Nick Grief with a Turning Point sing along in DC, Photo: New Age Archives
Both Shadow Season and Godspeed were a flash. Both bands only played a handful of times. When both of those bands were over I had just bought my first 4-track recorder. It was at this time that the TP reunion gig had come about. If it were up to me that show wouldn’t have happened, but Skip pulled me aside and told me he really wanted to do it and the other guys were cool to do it so I agreed to play it. We got together five or so time to practice and I had to re-learn how to play that style of guitar again. It was like starting over for me. I had lost all my hardcore/metal “chops”! So now it’s a few weeks before the show and we start getting all these people telling us about how “this straight edge crew from VA” or “these crazy guys from Cali” are coming to the show to beat us up and stab us because we weren’t straight edge anymore and other people said we were getting paid some insane amount of cash to play and we were assholes for that. It was really crazy and exactly the reason I didn’t want to play the show in the first place. My girlfriend (now wife) wanted to go to the show, but I told her to stay home.
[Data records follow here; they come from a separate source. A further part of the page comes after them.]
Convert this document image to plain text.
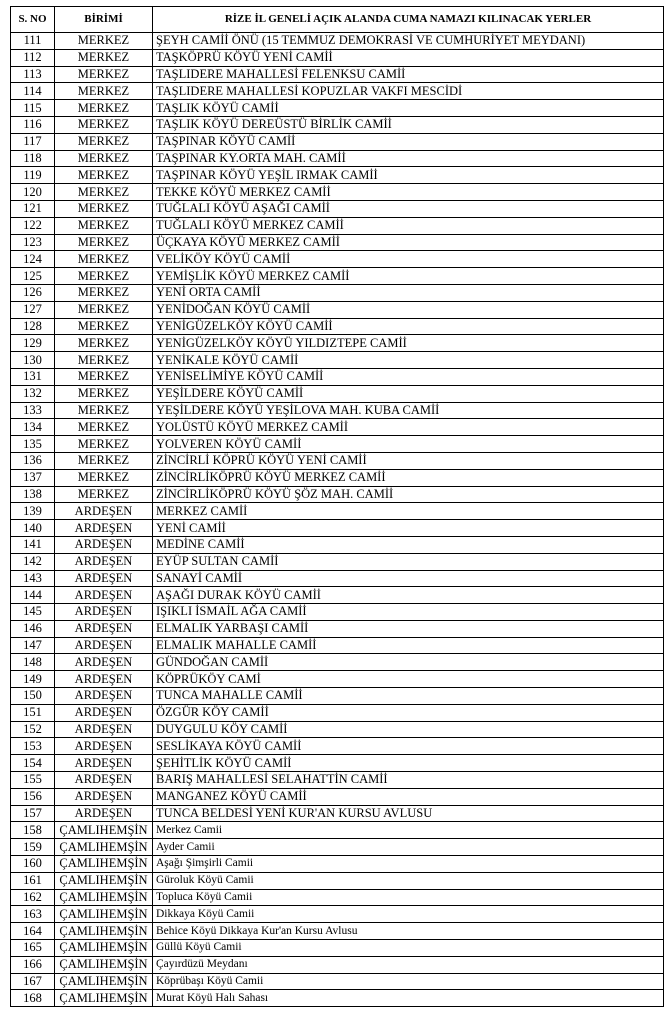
S. NO	BİRİMİ	RİZE İL GENELİ AÇIK ALANDA CUMA NAMAZI KILINACAK YERLER
111	MERKEZ	ŞEYH CAMİİ ÖNÜ (15 TEMMUZ DEMOKRASİ VE CUMHURİYET MEYDANI)
112	MERKEZ	TAŞKÖPRÜ KÖYÜ YENİ CAMİİ
113	MERKEZ	TAŞLIDERE MAHALLESİ FELENKSU CAMİİ
114	MERKEZ	TAŞLIDERE MAHALLESİ KOPUZLAR VAKFI MESCİDİ
115	MERKEZ	TAŞLIK KÖYÜ CAMİİ
116	MERKEZ	TAŞLIK KÖYÜ DEREÜSTÜ BİRLİK CAMİİ
117	MERKEZ	TAŞPINAR KÖYÜ CAMİİ
118	MERKEZ	TAŞPINAR KY.ORTA MAH. CAMİİ
119	MERKEZ	TAŞPINAR KÖYÜ YEŞİL IRMAK CAMİİ
120	MERKEZ	TEKKE KÖYÜ MERKEZ CAMİİ
121	MERKEZ	TUĞLALI KÖYÜ AŞAĞI CAMİİ
122	MERKEZ	TUĞLALI KÖYÜ MERKEZ CAMİİ
123	MERKEZ	ÜÇKAYA KÖYÜ MERKEZ CAMİİ
124	MERKEZ	VELİKÖY KÖYÜ CAMİİ
125	MERKEZ	YEMİŞLİK KÖYÜ MERKEZ CAMİİ
126	MERKEZ	YENİ ORTA CAMİİ
127	MERKEZ	YENİDOĞAN KÖYÜ CAMİİ
128	MERKEZ	YENİGÜZELKÖY KÖYÜ CAMİİ
129	MERKEZ	YENİGÜZELKÖY KÖYÜ YILDIZTEPE CAMİİ
130	MERKEZ	YENİKALE KÖYÜ CAMİİ
131	MERKEZ	YENİSELİMİYE KÖYÜ CAMİİ
132	MERKEZ	YEŞİLDERE KÖYÜ CAMİİ
133	MERKEZ	YEŞİLDERE KÖYÜ YEŞİLOVA MAH. KUBA CAMİİ
134	MERKEZ	YOLÜSTÜ KÖYÜ MERKEZ CAMİİ
135	MERKEZ	YOLVEREN KÖYÜ CAMİİ
136	MERKEZ	ZİNCİRLİ KÖPRÜ KÖYÜ YENİ CAMİİ
137	MERKEZ	ZİNCİRLİKÖPRÜ KÖYÜ MERKEZ CAMİİ
138	MERKEZ	ZİNCİRLİKÖPRÜ KÖYÜ ŞÖZ MAH. CAMİİ
139	ARDEŞEN	MERKEZ CAMİİ
140	ARDEŞEN	YENİ CAMİİ
141	ARDEŞEN	MEDİNE CAMİİ
142	ARDEŞEN	EYÜP SULTAN CAMİİ
143	ARDEŞEN	SANAYİ CAMİİ
144	ARDEŞEN	AŞAĞI DURAK KÖYÜ CAMİİ
145	ARDEŞEN	IŞIKLI İSMAİL AĞA CAMİİ
146	ARDEŞEN	ELMALIK YARBAŞI CAMİİ
147	ARDEŞEN	ELMALIK MAHALLE CAMİİ
148	ARDEŞEN	GÜNDOĞAN CAMİİ
149	ARDEŞEN	KÖPRÜKÖY CAMİ
150	ARDEŞEN	TUNCA MAHALLE CAMİİ
151	ARDEŞEN	ÖZGÜR KÖY CAMİİ
152	ARDEŞEN	DUYGULU KÖY CAMİİ
153	ARDEŞEN	SESLİKAYA KÖYÜ CAMİİ
154	ARDEŞEN	ŞEHİTLİK KÖYÜ CAMİİ
155	ARDEŞEN	BARIŞ MAHALLESİ SELAHATTİN CAMİİ
156	ARDEŞEN	MANGANEZ KÖYÜ CAMİİ
157	ARDEŞEN	TUNCA BELDESİ YENİ KUR'AN KURSU AVLUSU
158	ÇAMLIHEMŞİN	Merkez Camii
159	ÇAMLIHEMŞİN	Ayder Camii
160	ÇAMLIHEMŞİN	Aşağı Şimşirli Camii
161	ÇAMLIHEMŞİN	Güroluk Köyü Camii
162	ÇAMLIHEMŞİN	Topluca Köyü Camii
163	ÇAMLIHEMŞİN	Dikkaya Köyü Camii
164	ÇAMLIHEMŞİN	Behice Köyü Dikkaya Kur'an Kursu Avlusu
165	ÇAMLIHEMŞİN	Güllü Köyü Camii
166	ÇAMLIHEMŞİN	Çayırdüzü Meydanı
167	ÇAMLIHEMŞİN	Köprübaşı Köyü Camii
168	ÇAMLIHEMŞİN	Murat Köyü Halı Sahası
The show went off with \out any stabbings (!), and nobody was even hurt. As far as the money went, I think we got paid $1200 and the guy paid us right in the open in front of a ton of kids, which was awkward. That breaks down to $300 each. We had finally hit it big man! So the morning after the show I got up to have breakfast with my wife and another couple of friends at our apartment. We got some bagels to make some egg sandwiches. I’m chilling on the couch when my girl decides to use the biggest knife in our place to slice the bagels and that’s when I hear it…a blood curdling scream comes from the kitchen. I run in to find she had sliced one of her fingers to the bone. Blood everywhere. I wrap her finger in a paper towel and head to the emergency room with all my TP reunion booty in hand. Turns out she cut right through the tendons in her finger and had to have emergency hand surgery. I filled out some hospital paperwork and handed over the 300 bucks that I had made less than 12 hours after the show. So that’s where that money went.